By Stefan Swiat, Suns.comPosted: Dec. 15, 2011

With a condensed 66-game season lurking right around the corner, the Suns players don’t have much time to get into basketball shape. In order to make that happen as efficiently as possible, the team has turned to an unlikely ally: a phone app.

Suns strength and conditioning coach Mike Elliot was working with the English men’s national basketball team when he was first introduced to the idea of the players being responsible for their own fitness. The players would answer a questionnaire of how they felt after practice and the training staff would enter that data into a computer program to see how it should continue to work out the players.

Instead of manually entering that data, Elliot discovered the app "Rest Wise" and decided to implement it with the Suns this season. Every Suns player, whether they have an IPhone, Droid or Blackberry have downloaded the app to their phone.

Each Suns player answers approximately 10 questions a day about their health, with all of the responses funneling into a program that is analyzed by the Suns training staff.

“When I was over in England we changed their diets, sleep times, and travel times accordingly, “Elliot said. “And it actually really seemed to work quite a bit.”

The members of the Suns training staff have always remained on the cutting edge when it comes to the treatment of players, so it’s not surprising that they’re employing the use of technology to remain current.
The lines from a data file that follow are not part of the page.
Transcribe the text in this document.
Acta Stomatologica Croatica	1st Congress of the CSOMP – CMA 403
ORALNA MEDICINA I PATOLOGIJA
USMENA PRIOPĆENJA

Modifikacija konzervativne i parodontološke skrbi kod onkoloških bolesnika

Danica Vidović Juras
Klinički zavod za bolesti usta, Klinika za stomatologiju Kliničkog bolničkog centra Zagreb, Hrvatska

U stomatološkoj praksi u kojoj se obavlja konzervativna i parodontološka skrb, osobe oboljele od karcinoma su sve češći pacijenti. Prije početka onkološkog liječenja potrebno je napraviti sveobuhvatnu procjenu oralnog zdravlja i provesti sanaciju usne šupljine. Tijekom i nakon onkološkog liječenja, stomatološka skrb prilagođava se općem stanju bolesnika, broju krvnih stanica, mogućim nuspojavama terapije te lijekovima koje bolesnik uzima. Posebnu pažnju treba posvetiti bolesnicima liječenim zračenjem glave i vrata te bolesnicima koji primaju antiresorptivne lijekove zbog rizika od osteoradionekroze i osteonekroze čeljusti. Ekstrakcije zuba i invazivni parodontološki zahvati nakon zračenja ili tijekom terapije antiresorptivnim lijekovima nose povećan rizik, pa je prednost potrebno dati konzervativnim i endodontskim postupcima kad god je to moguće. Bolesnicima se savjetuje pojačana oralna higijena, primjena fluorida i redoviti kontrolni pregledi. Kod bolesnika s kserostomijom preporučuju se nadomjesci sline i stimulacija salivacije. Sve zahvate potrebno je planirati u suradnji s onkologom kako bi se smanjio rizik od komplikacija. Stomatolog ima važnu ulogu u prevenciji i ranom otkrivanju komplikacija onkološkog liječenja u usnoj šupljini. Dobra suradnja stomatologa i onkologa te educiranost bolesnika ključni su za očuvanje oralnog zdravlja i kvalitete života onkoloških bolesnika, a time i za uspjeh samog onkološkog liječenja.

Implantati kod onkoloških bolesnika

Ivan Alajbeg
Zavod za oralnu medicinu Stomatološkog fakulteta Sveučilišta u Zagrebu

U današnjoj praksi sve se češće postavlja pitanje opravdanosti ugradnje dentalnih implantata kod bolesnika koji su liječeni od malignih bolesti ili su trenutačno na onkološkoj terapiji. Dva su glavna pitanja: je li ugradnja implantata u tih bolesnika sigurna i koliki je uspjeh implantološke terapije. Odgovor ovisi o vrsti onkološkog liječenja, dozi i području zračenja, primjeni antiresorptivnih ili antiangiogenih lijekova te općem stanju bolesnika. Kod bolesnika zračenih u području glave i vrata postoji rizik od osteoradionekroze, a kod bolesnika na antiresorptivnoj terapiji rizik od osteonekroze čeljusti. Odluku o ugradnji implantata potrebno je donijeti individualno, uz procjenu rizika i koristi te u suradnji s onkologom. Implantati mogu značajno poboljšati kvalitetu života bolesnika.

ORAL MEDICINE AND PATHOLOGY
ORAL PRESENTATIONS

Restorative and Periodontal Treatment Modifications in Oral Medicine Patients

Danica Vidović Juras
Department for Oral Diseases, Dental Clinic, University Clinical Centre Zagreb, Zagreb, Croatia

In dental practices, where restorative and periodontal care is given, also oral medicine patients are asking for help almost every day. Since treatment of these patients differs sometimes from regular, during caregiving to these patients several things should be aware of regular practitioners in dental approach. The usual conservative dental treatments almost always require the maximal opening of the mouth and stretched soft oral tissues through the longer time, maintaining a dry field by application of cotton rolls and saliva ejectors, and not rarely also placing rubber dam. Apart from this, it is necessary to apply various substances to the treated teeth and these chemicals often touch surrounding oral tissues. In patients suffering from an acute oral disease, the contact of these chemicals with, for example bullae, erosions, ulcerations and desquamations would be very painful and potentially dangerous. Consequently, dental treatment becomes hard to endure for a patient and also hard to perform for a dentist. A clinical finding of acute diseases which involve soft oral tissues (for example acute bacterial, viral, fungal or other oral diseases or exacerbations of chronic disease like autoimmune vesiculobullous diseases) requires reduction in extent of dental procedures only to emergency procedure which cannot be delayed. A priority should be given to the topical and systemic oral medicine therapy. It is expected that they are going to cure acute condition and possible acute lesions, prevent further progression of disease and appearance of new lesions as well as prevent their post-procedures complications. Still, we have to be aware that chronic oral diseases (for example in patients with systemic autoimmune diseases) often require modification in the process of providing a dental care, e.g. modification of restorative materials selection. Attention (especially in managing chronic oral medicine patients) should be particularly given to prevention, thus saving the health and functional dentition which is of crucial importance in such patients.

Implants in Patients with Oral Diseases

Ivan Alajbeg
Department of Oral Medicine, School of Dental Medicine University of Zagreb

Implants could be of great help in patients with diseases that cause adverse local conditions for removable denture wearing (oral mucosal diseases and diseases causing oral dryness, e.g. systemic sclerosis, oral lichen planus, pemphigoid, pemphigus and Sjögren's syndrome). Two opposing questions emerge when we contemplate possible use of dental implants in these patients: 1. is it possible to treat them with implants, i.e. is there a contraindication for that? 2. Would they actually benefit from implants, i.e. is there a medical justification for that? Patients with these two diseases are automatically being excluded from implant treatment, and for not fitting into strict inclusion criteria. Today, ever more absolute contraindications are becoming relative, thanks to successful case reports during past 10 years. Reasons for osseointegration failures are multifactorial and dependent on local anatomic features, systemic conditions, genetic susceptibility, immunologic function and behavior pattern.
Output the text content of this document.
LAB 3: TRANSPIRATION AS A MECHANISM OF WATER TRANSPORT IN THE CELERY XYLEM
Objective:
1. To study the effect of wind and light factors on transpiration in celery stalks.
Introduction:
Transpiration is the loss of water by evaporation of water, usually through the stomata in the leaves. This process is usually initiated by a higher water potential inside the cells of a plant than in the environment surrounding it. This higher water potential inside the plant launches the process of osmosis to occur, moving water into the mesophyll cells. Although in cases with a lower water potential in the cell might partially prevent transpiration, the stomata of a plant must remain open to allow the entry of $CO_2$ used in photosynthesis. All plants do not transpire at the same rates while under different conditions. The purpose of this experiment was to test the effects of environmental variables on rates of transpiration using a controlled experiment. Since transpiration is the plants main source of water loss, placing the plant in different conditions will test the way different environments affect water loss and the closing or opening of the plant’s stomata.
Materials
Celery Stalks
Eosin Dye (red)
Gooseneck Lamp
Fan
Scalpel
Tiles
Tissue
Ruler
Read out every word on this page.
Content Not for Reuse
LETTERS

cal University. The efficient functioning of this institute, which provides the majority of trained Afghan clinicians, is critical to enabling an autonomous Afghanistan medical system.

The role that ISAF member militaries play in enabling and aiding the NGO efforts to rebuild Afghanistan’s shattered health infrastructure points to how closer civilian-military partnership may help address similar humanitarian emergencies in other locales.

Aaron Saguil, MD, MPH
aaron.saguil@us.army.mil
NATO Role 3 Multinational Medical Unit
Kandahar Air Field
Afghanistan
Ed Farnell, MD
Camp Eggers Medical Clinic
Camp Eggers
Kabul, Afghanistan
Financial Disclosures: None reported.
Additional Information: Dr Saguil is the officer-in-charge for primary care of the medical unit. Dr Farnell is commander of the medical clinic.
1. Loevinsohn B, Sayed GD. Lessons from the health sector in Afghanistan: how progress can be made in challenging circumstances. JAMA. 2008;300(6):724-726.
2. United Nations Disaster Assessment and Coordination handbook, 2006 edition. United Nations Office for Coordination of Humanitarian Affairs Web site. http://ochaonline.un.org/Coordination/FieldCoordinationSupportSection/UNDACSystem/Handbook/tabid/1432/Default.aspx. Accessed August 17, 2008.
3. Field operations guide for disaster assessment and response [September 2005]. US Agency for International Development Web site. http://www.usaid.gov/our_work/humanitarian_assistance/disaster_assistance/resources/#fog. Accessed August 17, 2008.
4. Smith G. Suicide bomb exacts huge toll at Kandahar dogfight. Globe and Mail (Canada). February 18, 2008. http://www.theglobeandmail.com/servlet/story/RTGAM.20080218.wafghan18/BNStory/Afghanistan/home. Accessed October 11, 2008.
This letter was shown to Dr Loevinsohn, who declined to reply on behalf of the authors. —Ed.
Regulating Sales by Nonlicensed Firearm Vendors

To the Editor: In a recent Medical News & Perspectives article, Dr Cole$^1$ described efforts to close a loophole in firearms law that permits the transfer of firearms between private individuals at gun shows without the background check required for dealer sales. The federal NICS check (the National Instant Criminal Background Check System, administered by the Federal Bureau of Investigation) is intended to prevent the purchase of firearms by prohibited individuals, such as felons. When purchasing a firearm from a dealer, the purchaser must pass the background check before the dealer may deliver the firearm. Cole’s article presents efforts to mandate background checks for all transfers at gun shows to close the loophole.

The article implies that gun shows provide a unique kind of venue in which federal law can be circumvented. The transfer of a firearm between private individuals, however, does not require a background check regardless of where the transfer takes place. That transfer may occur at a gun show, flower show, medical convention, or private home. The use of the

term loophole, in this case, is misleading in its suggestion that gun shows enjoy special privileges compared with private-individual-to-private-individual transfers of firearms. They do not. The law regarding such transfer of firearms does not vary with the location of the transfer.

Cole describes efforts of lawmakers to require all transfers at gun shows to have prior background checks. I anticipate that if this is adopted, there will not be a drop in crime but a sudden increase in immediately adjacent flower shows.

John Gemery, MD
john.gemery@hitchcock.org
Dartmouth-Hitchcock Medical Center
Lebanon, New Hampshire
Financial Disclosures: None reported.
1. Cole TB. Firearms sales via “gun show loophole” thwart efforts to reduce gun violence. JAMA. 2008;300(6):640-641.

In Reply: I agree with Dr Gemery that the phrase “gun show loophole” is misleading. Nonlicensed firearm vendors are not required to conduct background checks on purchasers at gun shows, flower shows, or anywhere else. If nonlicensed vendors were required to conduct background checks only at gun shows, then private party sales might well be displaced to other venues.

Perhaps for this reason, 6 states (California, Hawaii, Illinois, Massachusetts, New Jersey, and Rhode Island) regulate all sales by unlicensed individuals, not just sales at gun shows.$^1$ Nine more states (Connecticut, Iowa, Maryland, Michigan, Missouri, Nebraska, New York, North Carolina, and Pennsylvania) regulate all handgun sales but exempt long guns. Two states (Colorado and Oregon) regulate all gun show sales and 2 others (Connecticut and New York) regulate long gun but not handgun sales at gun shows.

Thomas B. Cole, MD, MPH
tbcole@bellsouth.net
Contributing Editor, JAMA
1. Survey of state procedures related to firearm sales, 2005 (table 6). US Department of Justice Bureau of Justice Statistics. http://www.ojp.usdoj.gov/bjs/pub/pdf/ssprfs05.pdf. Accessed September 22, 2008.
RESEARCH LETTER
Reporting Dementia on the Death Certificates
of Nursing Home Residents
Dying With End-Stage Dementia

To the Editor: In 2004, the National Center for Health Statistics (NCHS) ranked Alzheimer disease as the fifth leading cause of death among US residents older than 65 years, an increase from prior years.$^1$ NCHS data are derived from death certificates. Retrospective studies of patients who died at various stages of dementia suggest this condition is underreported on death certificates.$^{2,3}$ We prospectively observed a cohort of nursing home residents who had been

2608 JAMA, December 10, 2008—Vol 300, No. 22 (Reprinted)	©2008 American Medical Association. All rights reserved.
The app was already put to use in training camp, with the coaching staff actually determining the amount of conditioning they added into practice based on the data.

The data is compiled from a list of about 10 general questions about their health. Besides their height and weight, they enter info about how many hours they slept, how well they slept, their energy level, mood level, yesterday’s training performance, appetite, any symptoms of illness, soreness, injuries and urine shade.

The app already specifically helped Channing Frye, who wasn’t sleeping particularly well during training camp. After the trainers examined his info, they realized that he was dehydrated.

Once he nipped that issue in the bud, he slept well. And although he’s only used the app for a short time, he’s open-minded to seeing the app’s benefits over the course of the season.

Besides just looking at the players individualy, it’s also being used as a measure of the team as a whole. When the data showed that the players were becoming overworked, the coaches scaled back on the running.

Once the players' info dialed back to normal, the coaching staff ramped up the amount of fitness work.

“It’s been a good help, especially for a coach,” Suns Head Coach Alvin Gentry said. “Because our whole thing is we’re trying to get all this (conditioning) in during a shortened period of time. I think our medical staff has been great in terms of monitoring their conditioning.”

Gentry went on to joke, “As coaches we’re not smart enough to understand all the data, but it really helps.”